Protect and Redirect: America’s Growing Movement to Divert Youth Out of the Justice System

Jurisdictions across the country are advancing reforms to expand and improve diversion, demonstrating diversion’s potential to transform youth justice in ways that protect public safety and enhance youth success.  Related to: Youth Justice, Racial Justice.

March 20, 2024

After decades of neglect, the youth justice field is awakening to the importance of diversion in lieu of arrest and formal court processing for many or most youth accused of delinquent behavior. Even amid rising concerns over youth crime nationwide, jurisdictions across the country are heeding the evidence by taking concerted action to address more cases of alleged lawbreaking behavior outside the formal justice system. This momentum to make diversion a centerpiece of juvenile justice reform is encouraging given powerful research showing that youth who are diverted from the justice system are far less likely to be arrested for subsequent offenses and far more likely to succeed in education and employment than comparable youth who are arrested and prosecuted in juvenile court. Greater use of diversion is also essential to reduce the persistent racial and ethnic disparities that pervade youth justice systems.

This brief details significant diversion reform efforts of several types.

Many jurisdictions have taken steps in the past five to 10 years to expand diversion opportunities for youth by creating new laws, programs, or pathways to increase the use of diversion – and in some cases by mandating or otherwise compelling the use of diversion in some types of cases. Several jurisdictions have embraced new approaches to ensure that lower-risk youth with significant human services needs are handled outside the justice system. More than a dozen states have raised the minimum age for involvement in delinquency court – meaning that youth under the new age thresholds are automatically diverted.

A number of states and localities have taken significant steps to promote racial and ethnic equity in diversion. Some jurisdictions have created multidisciplinary teams, compiled and analyzed data, and undertaken comprehensive reviews to identify and address problematic practices that have been causing diversion disparities. Others have been revising diversion-related laws, rules, or practices that often disadvantage youth of color.
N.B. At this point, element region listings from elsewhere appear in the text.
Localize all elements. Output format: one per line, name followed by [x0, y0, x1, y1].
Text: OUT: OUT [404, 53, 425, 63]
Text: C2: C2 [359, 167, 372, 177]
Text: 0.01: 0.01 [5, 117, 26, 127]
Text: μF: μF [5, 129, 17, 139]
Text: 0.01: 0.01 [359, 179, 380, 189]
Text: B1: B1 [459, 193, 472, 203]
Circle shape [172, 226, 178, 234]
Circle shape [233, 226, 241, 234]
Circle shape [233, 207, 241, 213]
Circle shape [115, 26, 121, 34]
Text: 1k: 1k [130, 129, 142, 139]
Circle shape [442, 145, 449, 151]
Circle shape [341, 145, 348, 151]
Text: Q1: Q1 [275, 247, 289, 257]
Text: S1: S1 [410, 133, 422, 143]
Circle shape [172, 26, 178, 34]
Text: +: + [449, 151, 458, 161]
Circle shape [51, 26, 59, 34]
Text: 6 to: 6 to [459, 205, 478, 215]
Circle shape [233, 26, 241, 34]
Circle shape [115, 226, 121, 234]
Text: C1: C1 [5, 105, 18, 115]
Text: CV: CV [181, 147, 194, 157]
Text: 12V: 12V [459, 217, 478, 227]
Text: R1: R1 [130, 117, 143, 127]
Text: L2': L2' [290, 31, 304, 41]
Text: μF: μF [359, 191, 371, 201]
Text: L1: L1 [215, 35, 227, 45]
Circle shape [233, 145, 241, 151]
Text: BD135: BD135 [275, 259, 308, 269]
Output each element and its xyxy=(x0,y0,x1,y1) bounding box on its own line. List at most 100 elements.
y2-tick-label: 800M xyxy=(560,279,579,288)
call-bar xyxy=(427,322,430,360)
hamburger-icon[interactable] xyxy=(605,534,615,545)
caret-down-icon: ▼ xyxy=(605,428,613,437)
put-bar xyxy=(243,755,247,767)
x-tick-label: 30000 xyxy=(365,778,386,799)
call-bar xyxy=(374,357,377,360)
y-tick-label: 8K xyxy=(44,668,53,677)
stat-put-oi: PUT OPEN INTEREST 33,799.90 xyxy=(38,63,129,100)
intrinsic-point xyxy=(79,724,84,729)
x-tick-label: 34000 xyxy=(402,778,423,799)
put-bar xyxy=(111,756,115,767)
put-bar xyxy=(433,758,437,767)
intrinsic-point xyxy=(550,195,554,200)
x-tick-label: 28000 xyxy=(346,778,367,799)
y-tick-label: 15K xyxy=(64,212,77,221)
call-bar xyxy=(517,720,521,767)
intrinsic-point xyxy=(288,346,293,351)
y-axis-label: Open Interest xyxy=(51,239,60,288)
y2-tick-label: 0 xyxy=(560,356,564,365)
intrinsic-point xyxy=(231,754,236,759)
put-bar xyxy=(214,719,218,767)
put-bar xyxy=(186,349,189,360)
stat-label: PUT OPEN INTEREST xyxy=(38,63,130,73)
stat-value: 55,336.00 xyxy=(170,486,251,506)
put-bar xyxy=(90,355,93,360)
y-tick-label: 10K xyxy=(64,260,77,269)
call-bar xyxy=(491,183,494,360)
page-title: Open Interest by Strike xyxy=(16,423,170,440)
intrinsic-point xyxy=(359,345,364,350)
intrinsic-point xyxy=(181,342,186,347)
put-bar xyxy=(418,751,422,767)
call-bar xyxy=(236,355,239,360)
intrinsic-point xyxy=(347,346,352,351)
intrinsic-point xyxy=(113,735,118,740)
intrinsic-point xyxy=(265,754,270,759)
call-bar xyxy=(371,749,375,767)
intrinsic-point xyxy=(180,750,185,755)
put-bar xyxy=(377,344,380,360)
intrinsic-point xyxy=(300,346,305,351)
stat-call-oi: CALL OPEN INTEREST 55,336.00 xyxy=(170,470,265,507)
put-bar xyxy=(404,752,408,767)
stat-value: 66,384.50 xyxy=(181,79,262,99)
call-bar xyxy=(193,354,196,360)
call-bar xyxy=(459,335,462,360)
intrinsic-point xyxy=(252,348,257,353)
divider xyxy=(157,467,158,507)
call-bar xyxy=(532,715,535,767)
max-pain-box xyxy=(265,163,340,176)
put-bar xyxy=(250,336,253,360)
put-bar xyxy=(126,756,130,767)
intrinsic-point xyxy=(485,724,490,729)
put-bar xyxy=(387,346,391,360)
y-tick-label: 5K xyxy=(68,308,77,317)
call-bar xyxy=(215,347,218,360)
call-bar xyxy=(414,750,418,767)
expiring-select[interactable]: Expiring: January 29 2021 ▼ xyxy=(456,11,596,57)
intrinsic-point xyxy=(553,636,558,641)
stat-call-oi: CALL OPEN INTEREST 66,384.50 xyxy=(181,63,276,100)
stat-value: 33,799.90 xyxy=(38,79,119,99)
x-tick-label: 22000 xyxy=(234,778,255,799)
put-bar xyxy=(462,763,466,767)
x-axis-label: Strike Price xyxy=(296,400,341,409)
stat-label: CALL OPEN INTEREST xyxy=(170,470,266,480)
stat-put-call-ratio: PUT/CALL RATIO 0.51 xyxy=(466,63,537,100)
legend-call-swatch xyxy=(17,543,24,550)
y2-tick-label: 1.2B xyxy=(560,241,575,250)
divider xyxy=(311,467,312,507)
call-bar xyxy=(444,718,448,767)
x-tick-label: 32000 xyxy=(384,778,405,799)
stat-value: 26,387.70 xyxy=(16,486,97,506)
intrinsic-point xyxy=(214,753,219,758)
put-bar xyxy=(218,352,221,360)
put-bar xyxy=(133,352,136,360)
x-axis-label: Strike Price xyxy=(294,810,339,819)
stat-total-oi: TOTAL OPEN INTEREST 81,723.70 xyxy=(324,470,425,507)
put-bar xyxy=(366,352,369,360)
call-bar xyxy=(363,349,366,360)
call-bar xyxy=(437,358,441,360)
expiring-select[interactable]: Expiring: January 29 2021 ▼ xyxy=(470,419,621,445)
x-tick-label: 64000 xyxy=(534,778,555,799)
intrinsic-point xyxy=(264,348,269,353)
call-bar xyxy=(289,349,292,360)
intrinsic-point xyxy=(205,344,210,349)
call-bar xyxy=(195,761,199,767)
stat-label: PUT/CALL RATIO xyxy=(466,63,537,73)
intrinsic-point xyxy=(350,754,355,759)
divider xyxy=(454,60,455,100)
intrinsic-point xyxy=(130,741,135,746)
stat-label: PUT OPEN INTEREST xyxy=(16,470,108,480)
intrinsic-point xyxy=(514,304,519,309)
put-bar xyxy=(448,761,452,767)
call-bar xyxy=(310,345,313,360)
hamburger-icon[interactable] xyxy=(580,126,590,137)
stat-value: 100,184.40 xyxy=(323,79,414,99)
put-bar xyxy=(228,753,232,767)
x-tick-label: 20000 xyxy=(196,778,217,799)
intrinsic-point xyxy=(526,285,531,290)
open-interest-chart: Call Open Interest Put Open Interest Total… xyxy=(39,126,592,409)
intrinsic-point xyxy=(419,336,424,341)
In other jurisdictions, justice system leaders are making changes to improve diversion practices and increase the success of youth once diverted. For instance, there is growing momentum to support the use of restorative justice diversion programs, which aim to engage youth in repairing the harm caused by their behavior. And there is growing interest in expanding opportunities for youth to be diverted prior to arrest, which is even more advantageous than diverting youth after they’ve been arrested and referred to court. Other jurisdictions are taking steps to reduce the failure rates of youth in diversion and to minimize the share who are returned to court for noncompliance with diversion.

Many jurisdictions have improved the collection and sharing of data to better inform diversion policies and programs. A number of states have significantly expanded data collection and reporting requirements for diversion. Other states and localities have begun to measure diversion outcomes against new success metrics, or created new data dashboards to make information on diversion participation and results available to a wide audience.

This report is the first piece in a five-part package of publications about youth diversion by the Sentencing Project in 2024. The other four briefs highlight critical lessons for advocates and system leaders interested in expanding and improving the use of diversion in youth justice, including: how to address disparities in diversion; best practices for diversion; using data to maximize success in diversion; and effective messaging to promote diversion. These issue briefs will be available in April 2024.


Diversion is the decision to address a young person’s alleged misconduct outside of the formal justice system, either prior to an arrest being made or after referral to juvenile court on delinquency charges. Diversion has long been an option in the juvenile justice system, but it has received little attention in policy debates or media coverage of youth justice. Diversion, therefore, remains poorly understood by the public. Historically, and to this day, diversion has often been misused. It has remained underutilized for youth who would most benefit – those who pose manageable risks to public safety but would otherwise be prosecuted in court and exposed to counterproductive sanctions in the juvenile court process and their resulting collateral consequences. At the same time, diversion programs have often been imposed unnecessarily on youth who pose minimal risk to the public who would otherwise not be involved in the justice system at all, a phenomenon known as net-widening.

Compelling evidence finds that arrests and formal involvement in the justice system are counterproductive both for public safety and youth well-being. Research studies consistently find that being arrested in adolescence substantially increases the likelihood of future justice system involvement, and it reduces future success in school and work. Studies also find that once arrested, youth who are formally charged in juvenile courts do far worse than those whose cases are diverted from court on many measures of public safety and youth well-being. Also, compelling evidence shows that decisions at the early stages of the justice system process – those that involve diversion as an alternative to arrest, or to formal processing in court – suffer from substantial biases against youth of color, and that these biased decisions around diversion are an important driver of subsequent disparities in confinement.

In the most comprehensive and ambitious study ever undertaken…Diverted youth had equal or better outcomes on all 19 outcome measures!